Source: Forager Chef
How to Make Prepared Horseradish
Prepared horseradish root, like you’d buy from a store, only better. Makes about 1 cup.
- High speed blender like a vitamix or a fine grater like a microplane
- 4 oz horseradish root
- 2 oz water
- 2 oz white vinegar or white wine vinegar
- 1/2 teaspoon salt
- 1 teaspoon sugar
- Peel the horseradish and set aside 4 oz.
- Cut the horseradish roughly into 1/2 inch pieces, then put in a blender with the remaining ingredients.
- Pulse and then puree the mixture until smooth, then scrape into a jar and refrigerate.
- Prepared horseradish will last for a long time.
- When I use the horseradish, generally I drain the liquid and add it to sour cream or mayonnaise to make sauces and condiments.
Think of this as a guide. All you’re doing here is adding just enough liquid to get the blades of the blender to move. If you don’t have a blender up to the task, use a fine grater like a microplane.
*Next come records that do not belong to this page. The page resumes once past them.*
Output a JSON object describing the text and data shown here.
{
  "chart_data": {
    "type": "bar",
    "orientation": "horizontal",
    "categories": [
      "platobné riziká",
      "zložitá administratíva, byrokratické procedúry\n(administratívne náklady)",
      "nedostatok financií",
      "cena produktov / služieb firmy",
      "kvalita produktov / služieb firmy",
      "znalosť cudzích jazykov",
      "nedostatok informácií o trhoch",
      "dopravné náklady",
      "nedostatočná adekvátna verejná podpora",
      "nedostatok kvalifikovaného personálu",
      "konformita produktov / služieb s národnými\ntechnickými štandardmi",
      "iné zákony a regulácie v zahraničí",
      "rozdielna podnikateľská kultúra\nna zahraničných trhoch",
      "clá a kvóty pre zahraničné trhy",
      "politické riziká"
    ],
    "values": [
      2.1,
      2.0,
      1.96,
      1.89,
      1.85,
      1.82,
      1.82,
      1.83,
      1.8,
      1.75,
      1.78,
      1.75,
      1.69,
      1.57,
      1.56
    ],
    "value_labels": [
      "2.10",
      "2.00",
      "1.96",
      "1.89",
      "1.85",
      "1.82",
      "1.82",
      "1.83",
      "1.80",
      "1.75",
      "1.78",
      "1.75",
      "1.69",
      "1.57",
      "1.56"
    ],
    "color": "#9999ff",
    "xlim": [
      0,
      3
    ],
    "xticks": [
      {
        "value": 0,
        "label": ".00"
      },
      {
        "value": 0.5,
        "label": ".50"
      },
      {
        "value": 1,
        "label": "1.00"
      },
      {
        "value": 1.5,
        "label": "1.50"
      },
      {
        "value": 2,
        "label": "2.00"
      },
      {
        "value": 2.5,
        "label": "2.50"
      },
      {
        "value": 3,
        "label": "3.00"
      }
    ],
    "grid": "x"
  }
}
To make creamy horseradish sauce
Take spoonfuls of drained, prepared horseradish and mix to taste with sour cream, or a mix of sour cream and mayonnaise, or, if you have some, creme fraiche. Season with salt to taste. It should be nearly too hot in it’s raw state, since the fire will be mellowed as you eat it with other things.
Source: Forager Chef
Iced Green Tea with Ginger, Mint and Honey
- 6 cups water
- 1/4 cup ginger, peeled and sliced
- 3 to 6 bags green tea (depending on how strong you like your tea)
- 1/2 cup mint leaves, tightly packed, plus extra to serve
- 1/3 cup honey
- 1 lemon, divided
- In a medium-sized pot, combine the water and ginger slices. Bring to a boil. Once the water boils, remove from heat and add the tea bags and mint leaves. Cover the pot and steep for about 15 minutes.
- Strain the brewed tea; separating the liquid from the mint leaves and tea bags. Mix in the honey and juice from half of the lemon into the tea. Transfer to a pitcher and cool to room temperature before refrigerating.
- Slice the second half of the lemon. When ready to serve, add 1 to 2 lemon slices into each glass, along with a few mint leaves and ice cubes. Once the tea has cooled, pour it into the glasses and serve.
If your bags of green tea have paper tags, remove them before steeping so the tags don’t fall off into the water.